17

Suppose there is some text from a file:

(bookmarks
("Chapter 1 Introduction 1" "#1"
("1.1 Problem Statement and Basic Definitions 23" "#2")
("Exercises 31" "#30")
("Notes and References 42" "#34"))
)

I want to add 11 to each number followed by a " in each line if there is one, ie

(bookmarks
("Chapter 1 Introduction 12" "#12"
("1.1 Problem Statement and Basic Definitions 34" "#13")
("Exercises 42" "#41")
("Notes and References 53" "#45"))
)

Here is my solution by using GNU AWK and regex:

awk -F'#' 'NF>1{gsub(/"(\d+)\""/, "\1+11\"")}'

i.e., I want to replace (\d+)\" with \1+10\", where \1 is the group representing (\d+). But it doesn't work. How can I make it work?

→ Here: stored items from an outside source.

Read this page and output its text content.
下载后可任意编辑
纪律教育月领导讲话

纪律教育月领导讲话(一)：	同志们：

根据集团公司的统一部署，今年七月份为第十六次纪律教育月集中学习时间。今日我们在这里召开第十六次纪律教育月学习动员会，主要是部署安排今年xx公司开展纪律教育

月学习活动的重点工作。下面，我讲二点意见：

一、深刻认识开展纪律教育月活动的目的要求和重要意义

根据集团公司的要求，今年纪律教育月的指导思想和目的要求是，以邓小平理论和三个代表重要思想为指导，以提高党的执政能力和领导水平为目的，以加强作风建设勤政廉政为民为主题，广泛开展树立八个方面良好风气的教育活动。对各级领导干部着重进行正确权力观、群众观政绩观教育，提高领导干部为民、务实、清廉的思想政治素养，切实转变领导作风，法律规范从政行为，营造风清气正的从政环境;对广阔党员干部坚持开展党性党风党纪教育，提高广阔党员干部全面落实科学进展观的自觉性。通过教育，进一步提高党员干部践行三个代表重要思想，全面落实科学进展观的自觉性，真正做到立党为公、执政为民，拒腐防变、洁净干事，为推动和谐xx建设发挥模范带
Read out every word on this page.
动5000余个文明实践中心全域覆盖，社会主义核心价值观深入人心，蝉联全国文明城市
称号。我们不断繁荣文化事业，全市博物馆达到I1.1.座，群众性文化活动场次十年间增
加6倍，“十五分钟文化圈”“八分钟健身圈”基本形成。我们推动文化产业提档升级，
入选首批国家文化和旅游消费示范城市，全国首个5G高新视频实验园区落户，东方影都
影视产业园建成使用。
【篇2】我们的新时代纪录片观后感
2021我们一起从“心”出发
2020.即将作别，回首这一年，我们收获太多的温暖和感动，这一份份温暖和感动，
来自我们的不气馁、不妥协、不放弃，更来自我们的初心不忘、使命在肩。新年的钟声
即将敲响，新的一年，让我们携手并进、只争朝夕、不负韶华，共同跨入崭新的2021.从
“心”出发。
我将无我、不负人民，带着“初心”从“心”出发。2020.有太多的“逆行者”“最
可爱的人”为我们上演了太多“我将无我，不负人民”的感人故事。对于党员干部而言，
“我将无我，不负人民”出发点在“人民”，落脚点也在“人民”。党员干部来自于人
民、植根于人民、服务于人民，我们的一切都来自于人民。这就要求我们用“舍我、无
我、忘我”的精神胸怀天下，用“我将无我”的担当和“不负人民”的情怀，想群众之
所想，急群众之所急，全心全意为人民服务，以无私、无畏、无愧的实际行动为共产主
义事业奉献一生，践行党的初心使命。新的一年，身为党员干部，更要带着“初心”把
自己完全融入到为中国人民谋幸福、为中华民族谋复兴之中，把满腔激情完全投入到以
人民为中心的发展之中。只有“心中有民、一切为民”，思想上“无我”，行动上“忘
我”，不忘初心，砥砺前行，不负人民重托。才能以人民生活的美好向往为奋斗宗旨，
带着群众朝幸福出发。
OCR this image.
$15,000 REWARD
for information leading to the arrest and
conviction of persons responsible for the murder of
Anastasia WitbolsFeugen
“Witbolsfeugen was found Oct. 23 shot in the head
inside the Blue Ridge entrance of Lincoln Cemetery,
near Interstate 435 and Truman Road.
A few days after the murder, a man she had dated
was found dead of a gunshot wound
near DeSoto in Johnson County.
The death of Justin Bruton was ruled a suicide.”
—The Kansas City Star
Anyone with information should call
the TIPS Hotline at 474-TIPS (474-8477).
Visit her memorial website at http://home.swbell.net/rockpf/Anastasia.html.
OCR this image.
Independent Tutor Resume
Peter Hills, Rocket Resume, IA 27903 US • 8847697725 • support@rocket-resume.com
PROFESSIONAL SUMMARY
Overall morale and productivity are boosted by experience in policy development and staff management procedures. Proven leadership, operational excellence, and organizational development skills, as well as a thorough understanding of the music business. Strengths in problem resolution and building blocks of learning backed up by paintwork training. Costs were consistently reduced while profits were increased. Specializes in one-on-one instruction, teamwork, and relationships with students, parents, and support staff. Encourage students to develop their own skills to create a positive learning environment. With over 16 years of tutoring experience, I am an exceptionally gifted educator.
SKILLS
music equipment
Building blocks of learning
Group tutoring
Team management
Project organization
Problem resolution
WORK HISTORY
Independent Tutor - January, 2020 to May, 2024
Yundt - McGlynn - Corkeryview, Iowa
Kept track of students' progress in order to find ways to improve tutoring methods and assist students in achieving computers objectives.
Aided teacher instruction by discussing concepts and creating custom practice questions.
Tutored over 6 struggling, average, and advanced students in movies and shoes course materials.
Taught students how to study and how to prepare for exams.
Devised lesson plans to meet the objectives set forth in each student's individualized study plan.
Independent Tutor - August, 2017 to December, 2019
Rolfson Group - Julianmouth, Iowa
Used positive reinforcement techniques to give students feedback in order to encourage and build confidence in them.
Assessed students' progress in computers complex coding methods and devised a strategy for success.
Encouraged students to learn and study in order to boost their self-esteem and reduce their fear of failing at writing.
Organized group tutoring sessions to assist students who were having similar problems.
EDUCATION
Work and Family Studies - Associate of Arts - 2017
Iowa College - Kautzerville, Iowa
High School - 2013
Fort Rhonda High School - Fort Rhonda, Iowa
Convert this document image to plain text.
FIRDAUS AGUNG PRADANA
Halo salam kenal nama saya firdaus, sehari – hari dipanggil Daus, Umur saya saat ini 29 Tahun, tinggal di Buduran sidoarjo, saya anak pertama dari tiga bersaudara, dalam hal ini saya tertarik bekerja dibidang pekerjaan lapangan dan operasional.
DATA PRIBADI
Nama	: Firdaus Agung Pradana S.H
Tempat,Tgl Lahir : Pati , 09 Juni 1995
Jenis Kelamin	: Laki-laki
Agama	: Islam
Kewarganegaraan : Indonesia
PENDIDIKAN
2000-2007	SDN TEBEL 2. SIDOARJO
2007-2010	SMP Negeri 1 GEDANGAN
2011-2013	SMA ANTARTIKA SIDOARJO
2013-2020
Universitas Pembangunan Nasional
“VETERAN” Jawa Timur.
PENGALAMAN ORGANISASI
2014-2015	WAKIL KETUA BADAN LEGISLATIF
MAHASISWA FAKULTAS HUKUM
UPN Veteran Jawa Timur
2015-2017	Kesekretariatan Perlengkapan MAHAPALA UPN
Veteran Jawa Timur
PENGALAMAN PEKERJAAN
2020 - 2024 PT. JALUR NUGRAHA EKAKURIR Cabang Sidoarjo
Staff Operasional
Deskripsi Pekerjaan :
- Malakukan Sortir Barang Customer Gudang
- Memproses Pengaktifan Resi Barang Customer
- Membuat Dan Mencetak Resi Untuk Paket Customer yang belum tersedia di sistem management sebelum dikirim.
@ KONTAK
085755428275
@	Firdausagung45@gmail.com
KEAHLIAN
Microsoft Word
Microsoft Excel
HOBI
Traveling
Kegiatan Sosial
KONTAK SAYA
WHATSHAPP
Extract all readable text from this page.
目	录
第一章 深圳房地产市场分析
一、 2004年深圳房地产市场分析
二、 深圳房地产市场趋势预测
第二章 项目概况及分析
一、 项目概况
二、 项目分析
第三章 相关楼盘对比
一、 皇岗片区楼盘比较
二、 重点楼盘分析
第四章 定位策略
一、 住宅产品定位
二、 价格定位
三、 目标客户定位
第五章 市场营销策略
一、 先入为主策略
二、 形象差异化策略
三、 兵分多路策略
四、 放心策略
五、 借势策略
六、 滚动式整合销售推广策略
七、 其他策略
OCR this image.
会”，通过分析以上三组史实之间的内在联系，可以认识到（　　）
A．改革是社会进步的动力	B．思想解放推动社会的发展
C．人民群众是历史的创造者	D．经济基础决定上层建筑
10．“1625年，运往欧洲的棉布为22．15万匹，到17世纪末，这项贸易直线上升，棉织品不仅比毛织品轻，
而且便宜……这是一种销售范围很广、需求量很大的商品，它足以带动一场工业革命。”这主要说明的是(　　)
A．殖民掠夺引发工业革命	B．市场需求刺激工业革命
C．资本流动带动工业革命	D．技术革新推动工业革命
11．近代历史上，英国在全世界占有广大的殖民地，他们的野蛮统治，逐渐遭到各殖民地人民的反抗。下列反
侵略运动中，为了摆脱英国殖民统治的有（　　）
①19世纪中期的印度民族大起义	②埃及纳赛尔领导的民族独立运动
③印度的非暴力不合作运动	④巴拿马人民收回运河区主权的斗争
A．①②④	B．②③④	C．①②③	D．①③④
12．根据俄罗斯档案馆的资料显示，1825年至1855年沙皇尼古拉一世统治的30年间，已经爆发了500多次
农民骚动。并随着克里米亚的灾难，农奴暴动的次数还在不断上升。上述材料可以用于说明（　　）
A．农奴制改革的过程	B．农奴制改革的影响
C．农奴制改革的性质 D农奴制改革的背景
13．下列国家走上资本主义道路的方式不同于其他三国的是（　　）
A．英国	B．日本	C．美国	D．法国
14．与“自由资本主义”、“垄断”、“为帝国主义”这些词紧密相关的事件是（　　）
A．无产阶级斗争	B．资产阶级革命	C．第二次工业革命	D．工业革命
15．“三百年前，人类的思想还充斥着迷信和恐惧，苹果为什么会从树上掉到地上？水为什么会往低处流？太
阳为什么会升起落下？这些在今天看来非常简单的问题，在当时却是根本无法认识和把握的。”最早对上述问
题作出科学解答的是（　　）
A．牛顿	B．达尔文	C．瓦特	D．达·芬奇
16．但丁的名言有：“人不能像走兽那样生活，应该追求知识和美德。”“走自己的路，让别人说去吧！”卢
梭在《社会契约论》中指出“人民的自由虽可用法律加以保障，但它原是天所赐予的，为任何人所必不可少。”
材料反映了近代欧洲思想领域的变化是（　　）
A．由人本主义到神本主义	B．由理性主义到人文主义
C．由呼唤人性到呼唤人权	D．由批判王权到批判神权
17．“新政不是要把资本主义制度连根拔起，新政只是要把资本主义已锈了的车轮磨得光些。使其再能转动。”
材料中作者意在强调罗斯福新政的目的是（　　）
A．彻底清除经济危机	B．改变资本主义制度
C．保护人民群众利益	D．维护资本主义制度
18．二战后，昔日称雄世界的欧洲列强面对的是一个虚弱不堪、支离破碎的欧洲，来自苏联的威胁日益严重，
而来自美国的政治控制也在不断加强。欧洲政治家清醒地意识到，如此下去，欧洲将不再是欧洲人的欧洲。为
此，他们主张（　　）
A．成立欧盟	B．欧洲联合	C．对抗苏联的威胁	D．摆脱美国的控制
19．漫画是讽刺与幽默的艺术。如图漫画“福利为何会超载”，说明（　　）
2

If gawk is not the best solution, what else can be used?

1
  • Sorry about duplication. But I first asked on stackoverflow, and got no satisfactory answer, so I flagged for migration. But it didn't happen for a while, so I didn't expect it to happen and then asked on Unix.SE.
    – Tim
    Nov 22, 2011 at 13:36

4 Answers 4

14

Try this (gawk is needed).

awk '{a=gensub(/.*#([0-9]+)(\").*/,"\\1","g",$0);if(a~/[0-9]+/) {gsub(/[0-9]+\"/,a+11"\"",$0);}print $0}' YourFile

Test with your example:

kent$  echo '(bookmarks
("Chapter 1 Introduction 1" "#1"
("1.1 Problem Statement and Basic Definitions 2" "#2")
("Exercises 30" "#30")
("Notes and References 34" "#34"))
)
'|awk '{a=gensub(/.*#([0-9]+)(\").*/,"\\1","g",$0);if(a~/[0-9]+/) {gsub(/[0-9]+\"/,a+11"\"",$0);}print $0}'   
(bookmarks
("Chapter 1 Introduction 12" "#12"
("1.1 Problem Statement and Basic Definitions 13" "#13")
("Exercises 41" "#41")
("Notes and References 45" "#45"))
)

Note that this command won't work if the two numbers (e.g. 1" and "#1") are different. or there are more numbers in same line with this pattern (e.g. 23" ...32"..."#123") in one line.


UPDATE

Since @Tim (OP) said the number followed by " in same line could be different, I did some changes on my previous solution, and made it work for your new example.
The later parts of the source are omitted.